Burstyn Igor, Slutsky Anton, Lee Derrick G, Singer Alison B, An Yuan, Michael Yvonne L
1. Department of Environmental and Occupational Health, School of Public Health, Drexel University, Philadelphia, PA, USA.
Ann Occup Hyg. 2014 May;58(4):482-92. doi: 10.1093/annhyg/meu006. Epub 2014 Feb 6.
Epidemiologists typically collect narrative descriptions of occupational histories because these are less prone than self-reported exposures to recall bias of exposure to a specific hazard. However, the task of coding these narratives can be daunting and prohibitively time-consuming in some settings. The aim of this manuscript is to evaluate the performance of a computer algorithm to translate the narrative description of occupational codes into standard classification of jobs (2010 Standard Occupational Classification) in an epidemiological context.
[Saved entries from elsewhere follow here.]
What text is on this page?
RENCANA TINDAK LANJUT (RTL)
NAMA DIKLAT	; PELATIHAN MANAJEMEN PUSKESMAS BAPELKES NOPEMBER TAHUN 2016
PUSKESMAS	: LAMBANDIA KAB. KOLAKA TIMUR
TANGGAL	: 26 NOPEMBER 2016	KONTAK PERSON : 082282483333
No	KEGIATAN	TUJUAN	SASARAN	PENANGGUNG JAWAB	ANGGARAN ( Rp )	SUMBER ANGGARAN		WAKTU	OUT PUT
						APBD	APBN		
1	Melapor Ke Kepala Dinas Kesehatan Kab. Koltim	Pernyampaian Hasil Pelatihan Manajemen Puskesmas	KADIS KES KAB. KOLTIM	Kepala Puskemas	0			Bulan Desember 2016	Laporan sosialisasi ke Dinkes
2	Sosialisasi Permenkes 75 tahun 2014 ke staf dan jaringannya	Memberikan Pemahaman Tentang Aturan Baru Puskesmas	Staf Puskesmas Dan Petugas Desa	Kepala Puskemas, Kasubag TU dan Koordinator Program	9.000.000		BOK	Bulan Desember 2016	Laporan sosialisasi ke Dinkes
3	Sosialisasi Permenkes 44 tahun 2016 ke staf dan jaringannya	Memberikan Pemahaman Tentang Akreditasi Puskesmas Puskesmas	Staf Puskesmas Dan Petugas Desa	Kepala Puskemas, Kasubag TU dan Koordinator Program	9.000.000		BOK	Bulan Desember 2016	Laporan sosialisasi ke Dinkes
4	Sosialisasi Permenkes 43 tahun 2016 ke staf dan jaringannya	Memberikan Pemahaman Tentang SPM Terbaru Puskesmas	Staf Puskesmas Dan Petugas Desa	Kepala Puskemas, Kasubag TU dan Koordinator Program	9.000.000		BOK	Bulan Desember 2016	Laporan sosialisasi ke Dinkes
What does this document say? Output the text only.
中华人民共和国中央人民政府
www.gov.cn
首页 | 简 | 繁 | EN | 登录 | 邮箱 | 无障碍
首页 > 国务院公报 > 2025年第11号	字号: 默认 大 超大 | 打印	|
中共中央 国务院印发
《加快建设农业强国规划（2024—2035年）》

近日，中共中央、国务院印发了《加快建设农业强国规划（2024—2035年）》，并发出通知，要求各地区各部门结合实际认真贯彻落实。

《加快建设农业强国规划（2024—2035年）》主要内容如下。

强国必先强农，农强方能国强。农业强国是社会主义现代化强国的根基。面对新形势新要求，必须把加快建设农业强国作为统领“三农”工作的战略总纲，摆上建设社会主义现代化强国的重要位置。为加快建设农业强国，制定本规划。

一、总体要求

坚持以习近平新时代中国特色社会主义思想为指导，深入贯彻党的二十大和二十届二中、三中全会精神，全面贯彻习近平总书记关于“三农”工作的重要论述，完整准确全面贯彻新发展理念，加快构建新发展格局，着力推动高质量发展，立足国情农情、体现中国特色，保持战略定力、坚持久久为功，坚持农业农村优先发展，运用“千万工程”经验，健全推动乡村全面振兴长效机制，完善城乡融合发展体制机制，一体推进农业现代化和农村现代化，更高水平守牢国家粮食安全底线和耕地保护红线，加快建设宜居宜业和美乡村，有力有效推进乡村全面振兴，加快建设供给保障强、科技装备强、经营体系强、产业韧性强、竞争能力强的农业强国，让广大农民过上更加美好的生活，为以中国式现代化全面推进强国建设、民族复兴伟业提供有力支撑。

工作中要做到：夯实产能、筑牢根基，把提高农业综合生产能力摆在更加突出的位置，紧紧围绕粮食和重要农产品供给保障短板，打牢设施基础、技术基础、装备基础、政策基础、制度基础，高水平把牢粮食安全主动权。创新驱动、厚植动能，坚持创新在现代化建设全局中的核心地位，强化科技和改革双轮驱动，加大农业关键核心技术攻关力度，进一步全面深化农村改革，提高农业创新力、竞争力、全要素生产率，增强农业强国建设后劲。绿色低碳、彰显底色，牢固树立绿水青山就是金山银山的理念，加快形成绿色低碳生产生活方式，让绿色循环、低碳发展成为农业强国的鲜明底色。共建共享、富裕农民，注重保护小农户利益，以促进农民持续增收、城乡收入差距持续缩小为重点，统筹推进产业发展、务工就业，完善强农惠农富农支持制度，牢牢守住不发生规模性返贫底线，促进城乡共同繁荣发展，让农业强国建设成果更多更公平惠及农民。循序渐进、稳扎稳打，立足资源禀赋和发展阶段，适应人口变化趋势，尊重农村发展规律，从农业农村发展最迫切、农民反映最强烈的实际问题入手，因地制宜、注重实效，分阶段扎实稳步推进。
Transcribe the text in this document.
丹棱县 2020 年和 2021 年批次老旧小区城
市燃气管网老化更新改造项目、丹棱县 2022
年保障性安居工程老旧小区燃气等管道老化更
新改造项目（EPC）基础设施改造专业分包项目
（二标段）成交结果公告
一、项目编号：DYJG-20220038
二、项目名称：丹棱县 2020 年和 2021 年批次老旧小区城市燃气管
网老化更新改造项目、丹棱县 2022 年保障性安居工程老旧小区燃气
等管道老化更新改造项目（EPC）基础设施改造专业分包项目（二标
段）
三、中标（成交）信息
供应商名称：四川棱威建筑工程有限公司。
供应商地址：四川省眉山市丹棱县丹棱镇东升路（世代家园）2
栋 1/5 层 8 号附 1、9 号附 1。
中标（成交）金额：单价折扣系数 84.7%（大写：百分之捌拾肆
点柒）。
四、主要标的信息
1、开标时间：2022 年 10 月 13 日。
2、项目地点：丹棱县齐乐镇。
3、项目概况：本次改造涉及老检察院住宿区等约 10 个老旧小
The fundamental question we address is whether exposure assignment resulting from manual (presumed gold standard) coding of the narratives is materially different from that arising from the application of automated coding. We pursued our work through three motivating examples: assessment of physical demands in Women's Health Initiative observational study, evaluation of predictors of exposure to coal tar pitch volatiles in the US Occupational Safety and Health Administration's (OSHA) Integrated Management Information System, and assessment of exposure to agents known to cause occupational asthma in a pregnancy cohort. In these diverse settings, we demonstrate that automated coding of occupations results in assignment of exposures that are in reasonable agreement with results that can be obtained through manual coding. The correlation between physical demand scores based on manual and automated job classification schemes was reasonable (r = 0.5). The agreement between predictive probability of exceeding the OSHA's permissible exposure level for polycyclic aromatic hydrocarbons, using coal tar pitch volatiles as a surrogate, based on manual and automated coding of jobs was modest (Kendall rank correlation = 0.29). In the case of binary assignment of exposure to asthmagens, we observed that fair to excellent agreement in classifications can be reached, depending on presence of ambiguity in assigned job classification (κ = 0.5-0.8). Thus, the success of automated coding appears to depend on the setting and type of exposure that is being assessed. Our overall recommendation is that automated translation of short narrative descriptions of jobs for exposure assessment is feasible in some settings and essential for large cohorts, especially if combined with manual coding to both assess reliability of coding and to further refine the coding algorithm.
流行病学家通常收集职业史的叙述性描述,因为与自我报告的暴露情况相比,这些描述较不易受到回忆特定危害暴露偏差的影响。然而,在某些情况下,对这些叙述进行编码的任务可能令人生畏且耗时过长。本手稿的目的是评估一种计算机算法在流行病学背景下将职业代码的叙述性描述转换为标准职业分类(2010年标准职业分类)的性能。我们要解决的基本问题是,对叙述进行人工编码(假定为金标准)所产生的暴露赋值与应用自动编码所产生的暴露赋值是否存在实质性差异。我们通过三个具有启发性的例子开展工作:在妇女健康倡议观察性研究中评估体力需求、在美国职业安全与健康管理局(OSHA)的综合管理信息系统中评估接触煤焦油沥青挥发物的预测因素,以及在一个妊娠队列中评估接触已知会导致职业性哮喘的物质的情况。在这些不同的场景中,我们证明职业的自动编码所产生的暴露赋值与通过人工编码获得的结果合理一致。基于人工和自动职业分类方案的体力需求得分之间的相关性合理(r = 0.5)。基于工作的人工和自动编码,以煤焦油沥青挥发物为替代物,超过OSHA多环芳烃允许暴露水平的预测概率之间的一致性一般(肯德尔等级相关 = 0.29)。在哮喘原暴露的二元赋值情况下,我们观察到根据所分配职业分类中是否存在模糊性,分类的一致性可达一般到良好(κ = 0.5 - 0.8)。因此,自动编码的成功似乎取决于所评估的暴露场景和类型。我们的总体建议是,在某些情况下,对用于暴露评估的简短工作叙述性描述进行自动翻译是可行的,对于大型队列来说是必不可少的,特别是如果与人工编码相结合,既能评估编码的可靠性,又能进一步完善编码算法。